General Discussions Discuss Credit Card Phone Scam - Alert in the Community Center forums; I got this phone call today from a Florida phone number. A woman asked for my husband, who wasn't home, so I asked if I could help her. She said ...
Credit Card Phone Scam - Alert
I got this phone call today from a Florida phone number. A woman asked for my husband, who wasn't home, so I asked if I could help her. She said she was from Citibank and was calling about his account that ends in #### , that he had missed the payment due date, and that *I* needed to make a payment right now. The more I told her I knew nothing about this account and she would have to talk to him, the more aggressive she became, saying things about being from the collections department, that there would be fees compounded daily if I didn't pay... and while she flat out avoided some of my questions, she also claimed 'her computer was slow' as she 'checked' on things like late fees and previous payments made. After getting me thoroughly agitated, she finally gave me an 800 # to have my husband call back. I immediately called him at work and gave him this info, and then raced out of the house to go pick up the kids from school.
On the way into school, another mother saw how upset I looked, and asked why. When I explained what had happened, she said "OMG, I got almost the same call last month from Bank of America. My husband said he took care of it, but they called again last week. I was wondering if it was a scam."
Sure enough, my husband called Citibank, and they said there was nothing late on the account, that all payments had been received, so the call was in fact a scam... and that he had a balance of $596, which was not his. The card was one he used only in emergencies, and he certainly didn't have a nearly $600 emergency last week! Citibank immediately closed the account and now has to dispute the charge.
Moral of the story - don't make any payments over the phone to someone who claims to be from a credit card company, and check your statements!
Dream Team Auction Coordinator
Help make a child smile! Dream Team Project Firstgiving Page
Do not answer any text messages telling a similar story or that asks for personal information. There has been MANY recent occurences of this around here, and has been told as a scam.
He won't win the MVP or be voted into the Hall of Fame........then again, some heroes don't play games.
that stinks Pat! I'm glad you caught it though!
Thanks for the warning.
- Jeanne Engaged at Sunset Point - July 17th, 2008
Married at Sunset Point - March 3, 2009
Disney World & Disneyland Honeymoon
Aulani - September 2011
Wishes can come true, if you believe in them with all your heart.
And the best part is, you'll never run out of wishes.

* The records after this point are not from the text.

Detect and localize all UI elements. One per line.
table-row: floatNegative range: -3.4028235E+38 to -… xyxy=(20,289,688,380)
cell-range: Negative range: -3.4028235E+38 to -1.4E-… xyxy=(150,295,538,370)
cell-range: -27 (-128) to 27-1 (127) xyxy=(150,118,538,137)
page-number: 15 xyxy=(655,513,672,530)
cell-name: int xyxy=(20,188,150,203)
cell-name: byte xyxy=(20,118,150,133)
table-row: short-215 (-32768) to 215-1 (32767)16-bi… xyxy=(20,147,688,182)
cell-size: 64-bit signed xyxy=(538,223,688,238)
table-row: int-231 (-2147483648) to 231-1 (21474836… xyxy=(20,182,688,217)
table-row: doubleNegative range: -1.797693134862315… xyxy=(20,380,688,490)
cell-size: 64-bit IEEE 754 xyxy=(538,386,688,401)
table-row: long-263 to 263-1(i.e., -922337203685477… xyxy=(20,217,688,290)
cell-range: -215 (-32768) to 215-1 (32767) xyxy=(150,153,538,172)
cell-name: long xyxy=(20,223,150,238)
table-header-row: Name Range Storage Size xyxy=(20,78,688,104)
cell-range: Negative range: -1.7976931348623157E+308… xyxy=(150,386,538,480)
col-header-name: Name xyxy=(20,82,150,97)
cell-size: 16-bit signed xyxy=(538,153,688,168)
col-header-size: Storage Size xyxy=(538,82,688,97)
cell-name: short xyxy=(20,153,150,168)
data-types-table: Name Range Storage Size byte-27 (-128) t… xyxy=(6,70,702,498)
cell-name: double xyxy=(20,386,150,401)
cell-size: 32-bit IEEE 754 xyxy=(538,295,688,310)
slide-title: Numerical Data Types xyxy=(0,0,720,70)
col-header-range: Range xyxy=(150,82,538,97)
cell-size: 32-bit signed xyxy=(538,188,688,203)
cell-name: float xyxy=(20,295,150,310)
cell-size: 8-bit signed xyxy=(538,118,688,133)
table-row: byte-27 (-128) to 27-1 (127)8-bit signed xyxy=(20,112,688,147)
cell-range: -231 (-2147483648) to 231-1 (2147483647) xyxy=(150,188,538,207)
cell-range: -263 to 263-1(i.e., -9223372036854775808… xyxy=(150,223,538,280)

They're shining deep down inside of you.
'Cause that my friends is where the magic lives
I have heard of this scam only it was American Express as the "caller"
You should never discuss an account like this on an incoming call. You've got something like 60 days before they can even consider you "past due" to the point that you could even get an adverse event posted to your credit report, and they would have contacted you by mail several times before calling you. In other words, it would be extremely unlikely for a phone call to be the first you ever heard of a past due account.
What I'd recommend for everyone is that you tell the person thank you for the notification, and that you'll call the customer service number printed on your credit card immediately to take care of this. If they are legitimate they will not object. If they object, reason with them. "I don't even know for sure who you are. Surely you wouldn't want me giving out my credit card information to unidentified people claiming to be employed by you? Maybe you could give me a number so I can call back after I've verified this information." That ought to be enough to get them to hang up. But if they do give you a number, by all means write it down -- it may (but probably won't) be useful in any efforts by law enforcement to track them down.
Whether they object or not, hang up and call your credit card company to make sure there's no problem and to report the incident, just like you did. Don't try to explain or argue with the caller. Don't tell them things, like "That's impossible, I never use that card", or "But I paid my bill just last week and it wasn't due until such-and-such date". If they already have your number, these simple pieces of information can actually be useful to them. Knowing that you never use the card, for example, tells them that they probably won't be able to get much use out of the number without the credit card company flagging it, so they'll probably use it once for some big ticket item and throw it away. Knowing when you get your bill will allow them to plan when to start using your card in order to maximize how long they can use it before they're detected (if you just paid your bill, then they've got a whole month to use the card before you see your next bill and report the fraud).
If you hang up, the worst that can happen is it could turn out not to be a scam after all. When you call the credit card company on a number you know is valid, they'll certainly tell you if there's a problem and direct you to whoever you need to talk to, even if it's the same person who called you.